Des vues et des couleurs

DES COMMUNAUTARISMES DE PLUS EN PLUS ENTREPRENANTS

Lettre à Léonard - Humilité

Chaque jour, ou presque, j’entends évoquer un nouveau prix pour l’entrepreneuriat. On multiplie les récompenses pour montrer l’effervescence et le bouillonnement de la start-up nation ou du capitalisme libéré et agile à l’échelle mondiale. Nous allons vite, toujours plus vite, et tout le monde doit contribuer à la course continue. 

Mais où allons-nous ?

Aller plus vite vers un gouffre ou un mur, ce n’est jamais une très bonne idée, pas plus que celle du grand bond en avant, quand devant nous, il n’y a que le vide. 

Cette sensation de vide parfois me saisit à entendre l’énumération à la Prévert des types de prix décernés, la poésie en moins.

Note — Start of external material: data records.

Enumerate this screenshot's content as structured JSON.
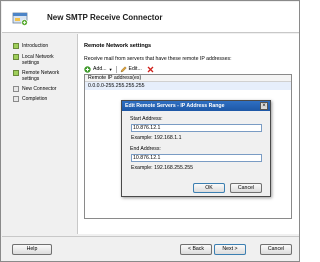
{
  "window": {
    "title": "New SMTP Receive Connector"
  },
  "nav": {
    "items": [
      {
        "label": "Introduction",
        "state": "complete"
      },
      {
        "label": "Local Network settings",
        "state": "complete"
      },
      {
        "label": "Remote Network settings",
        "state": "current"
      },
      {
        "label": "New Connector",
        "state": "pending"
      },
      {
        "label": "Completion",
        "state": "pending"
      }
    ]
  },
  "main": {
    "section_title": "Remote Network settings",
    "description": "Receive mail from servers that have these remote IP addresses:",
    "toolbar": {
      "add_label": "Add...",
      "edit_label": "Edit...",
      "add_icon": "plus-icon",
      "edit_icon": "pencil-icon",
      "delete_icon": "delete-x-icon"
    },
    "list": {
      "column_header": "Remote IP address(es)",
      "rows": [
        "0.0.0.0-255.255.255.255"
      ]
    }
  },
  "footer": {
    "help_label": "Help",
    "back_label": "< Back",
    "next_label": "Next >",
    "cancel_label": "Cancel"
  },
  "dialog": {
    "title": "Edit Remote Servers - IP Address Range",
    "close_glyph": "×",
    "start_label": "Start Address:",
    "start_value": "10.876.12.1",
    "start_example": "Example: 192.168.1.1",
    "end_label": "End Address:",
    "end_value": "10.876.12.1",
    "end_example": "Example: 192.168.255.255",
    "ok_label": "OK",
    "cancel_label": "Cancel"
  },
  "colors": {
    "dialog_title_bg": "#1d57a6",
    "nav_complete": "#9fcf5a",
    "selection": "#e6eefb"
  }
}
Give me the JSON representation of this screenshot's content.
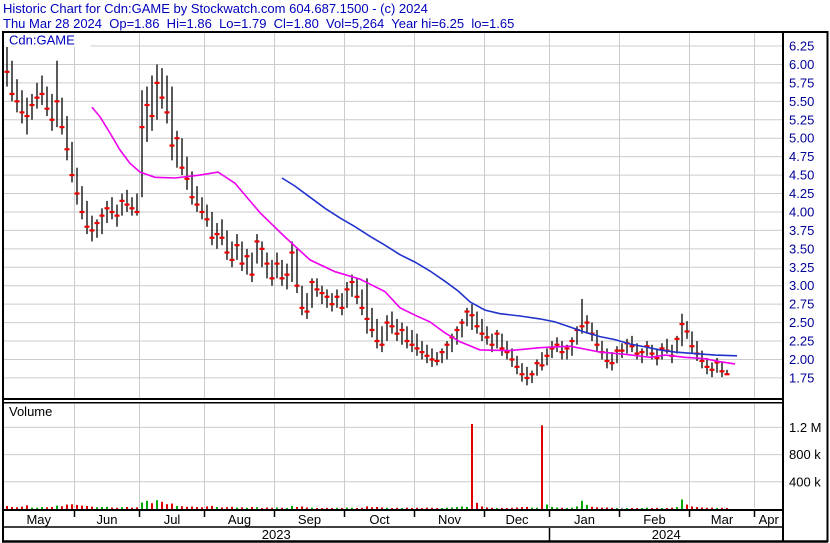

Prix de l’entrepreneur social, sportif, performant, engagé, étudiant, retraité, jeune, vieux, femme, homme, lgbt, lgbtqI+, local, international, de communautés, de minorités, etc.

Les différents trophées de l’entreprenariat finissent par dessiner une société divisée, fragmentée, ou finalement on ne pose plus la question de l’humain dans son écosystème de façon globale. Laquelle question consisterait quand même à s’interroger sur la valeur créée en prenant en compte toutes les parties prenantes concernées par l’offre proposée et la consommation de ressources nécessaires. Pour qui? Pour quoi? Avec quoi? A quel prix (environnement inclus)? Cependant, la notion d’’espèce humaine en tant que collectivité envers laquelle il existe des devoirs individuels, devient inaudible au regard des revendications sur les droits individuels. Certains en viennent à soutenir que le respect de la liberté des autres consiste à ne pas leur dire ce qu’ils ne veulent pas entendre. Ou ne rien faire qui pourrait heurter leur susceptibilité dans leur façon de voir le monde.

 

C’est un contresens fondateur d’absurdités qui mène aux dictatures et à la manipulation des masses.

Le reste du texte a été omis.